Some examples might be helpful here.
- In Piers Anthony’s Xanth series, everyone has one magical talent. In fact, if you don’t demonstrate a magical talent by a certain age, you’re exiled to Mundania.
- Likewise, in Patricia Wrede’s Frontier Magic series, everyone learns at least basic magic in school.
- But, in the Harry Potter series, only a fraction of the population is able to become a witch or a wizard.
- In Lindsay Buroker’s Dragon’s Blood and Heritage of Power series, the only ones who can perform magic are descended from dragons.
If everyone can do magic, then there’s not likely to be much in the way of a torches-and-pitchforks, burn-them-at-the-stake response to magic users. Though, there still may be some distrust of the powerful magicians.
But, if it’s limited to a few . . . well, that raises some other questions. Is it essential for those who use magic to hide it from their non-magical neighbors, as in Harry Potter? What happens if the muggles find out about them?
Or are magicians accepted as useful members of society as in Patricia Wrede’s and Elizabeth Stevermer’s Cecilia and Kate novels? If so, are the magic users automatically part of the elite? Or are ordinary folk magic users, too?

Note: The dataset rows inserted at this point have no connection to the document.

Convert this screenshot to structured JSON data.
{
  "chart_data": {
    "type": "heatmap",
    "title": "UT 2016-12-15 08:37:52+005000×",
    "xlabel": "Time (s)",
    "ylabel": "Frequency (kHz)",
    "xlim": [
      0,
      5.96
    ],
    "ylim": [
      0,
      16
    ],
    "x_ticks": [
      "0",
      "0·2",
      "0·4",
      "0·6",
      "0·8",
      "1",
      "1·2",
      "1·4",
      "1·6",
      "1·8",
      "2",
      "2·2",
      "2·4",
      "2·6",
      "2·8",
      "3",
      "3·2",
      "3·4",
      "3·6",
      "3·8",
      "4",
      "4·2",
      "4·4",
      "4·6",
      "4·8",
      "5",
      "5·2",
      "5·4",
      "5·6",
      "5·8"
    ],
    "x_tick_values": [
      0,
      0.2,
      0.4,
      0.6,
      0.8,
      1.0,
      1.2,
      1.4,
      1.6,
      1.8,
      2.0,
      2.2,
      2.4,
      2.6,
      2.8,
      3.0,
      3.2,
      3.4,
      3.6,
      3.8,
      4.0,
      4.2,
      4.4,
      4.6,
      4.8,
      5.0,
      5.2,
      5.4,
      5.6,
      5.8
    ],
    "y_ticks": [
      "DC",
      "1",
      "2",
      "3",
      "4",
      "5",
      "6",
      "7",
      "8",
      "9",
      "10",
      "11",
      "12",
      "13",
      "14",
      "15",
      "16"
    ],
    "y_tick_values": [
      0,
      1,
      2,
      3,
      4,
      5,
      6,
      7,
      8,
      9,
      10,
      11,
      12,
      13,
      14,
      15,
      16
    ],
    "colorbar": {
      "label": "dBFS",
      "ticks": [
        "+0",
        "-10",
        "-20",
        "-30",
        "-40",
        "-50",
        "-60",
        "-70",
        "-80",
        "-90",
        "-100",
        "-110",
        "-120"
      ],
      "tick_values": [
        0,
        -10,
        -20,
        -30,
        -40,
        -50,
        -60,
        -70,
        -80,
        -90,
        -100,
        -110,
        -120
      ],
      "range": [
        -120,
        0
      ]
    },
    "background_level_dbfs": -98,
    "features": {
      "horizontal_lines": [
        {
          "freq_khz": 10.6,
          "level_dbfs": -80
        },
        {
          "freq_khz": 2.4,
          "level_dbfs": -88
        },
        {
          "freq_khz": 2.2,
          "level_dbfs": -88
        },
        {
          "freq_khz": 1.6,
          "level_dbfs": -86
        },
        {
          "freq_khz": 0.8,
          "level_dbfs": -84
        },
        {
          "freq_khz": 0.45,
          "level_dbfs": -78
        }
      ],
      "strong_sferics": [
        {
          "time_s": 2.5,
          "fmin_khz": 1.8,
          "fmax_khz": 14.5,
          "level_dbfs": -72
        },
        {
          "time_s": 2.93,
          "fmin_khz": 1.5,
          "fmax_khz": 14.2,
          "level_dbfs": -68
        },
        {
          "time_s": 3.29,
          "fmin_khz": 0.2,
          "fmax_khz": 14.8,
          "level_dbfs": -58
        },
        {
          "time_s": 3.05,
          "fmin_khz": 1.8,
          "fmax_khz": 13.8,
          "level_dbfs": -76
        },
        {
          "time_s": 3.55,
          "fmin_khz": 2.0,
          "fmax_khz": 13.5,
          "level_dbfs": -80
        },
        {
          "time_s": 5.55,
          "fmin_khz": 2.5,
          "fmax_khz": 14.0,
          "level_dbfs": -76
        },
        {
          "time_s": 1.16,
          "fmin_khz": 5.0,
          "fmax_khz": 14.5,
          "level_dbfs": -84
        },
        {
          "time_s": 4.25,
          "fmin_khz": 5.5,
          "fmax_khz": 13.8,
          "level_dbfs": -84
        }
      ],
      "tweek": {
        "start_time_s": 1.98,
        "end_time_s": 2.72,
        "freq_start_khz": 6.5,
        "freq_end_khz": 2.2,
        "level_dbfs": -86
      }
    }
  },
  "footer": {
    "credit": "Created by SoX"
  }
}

Or do the magic users use their abilities to make themselves the rulers of the non-magical population? And, if so, what’s the reaction to that? And how much (if at all) do the non-magic users resent that?
Do the religious institutions employ/conscript magic users? How do they use them? And how do they feel about magic users who aren’t under their control?
Or, as with the Lakewalkers in Lois McMaster Bujold’s Sharing Knife series, do the magic users feel a responsibility to spend their lives fighting the things that regular people can’t fight?
Or, of course, any combination of the above.
In the Arthurian story I’m working on, there may still be a fair number of people keeping alive the knowledge of herb lore and methods of divination, but those with actual magic will be few. Between the antipathy of the Romans and the Christian church, they will be isolated and at least somewhat secret. I have yet to work out exactly how they’ll defend their space, but I suspect part of it will depend on rumors and tales of the danger of breaching its boundaries. Fortunately, some such stories did actually circulate about the high ground around Glastonbury Tor, which may have been considered a boundary between the worlds of the living and the dead—ant therefore dangerous—at one time.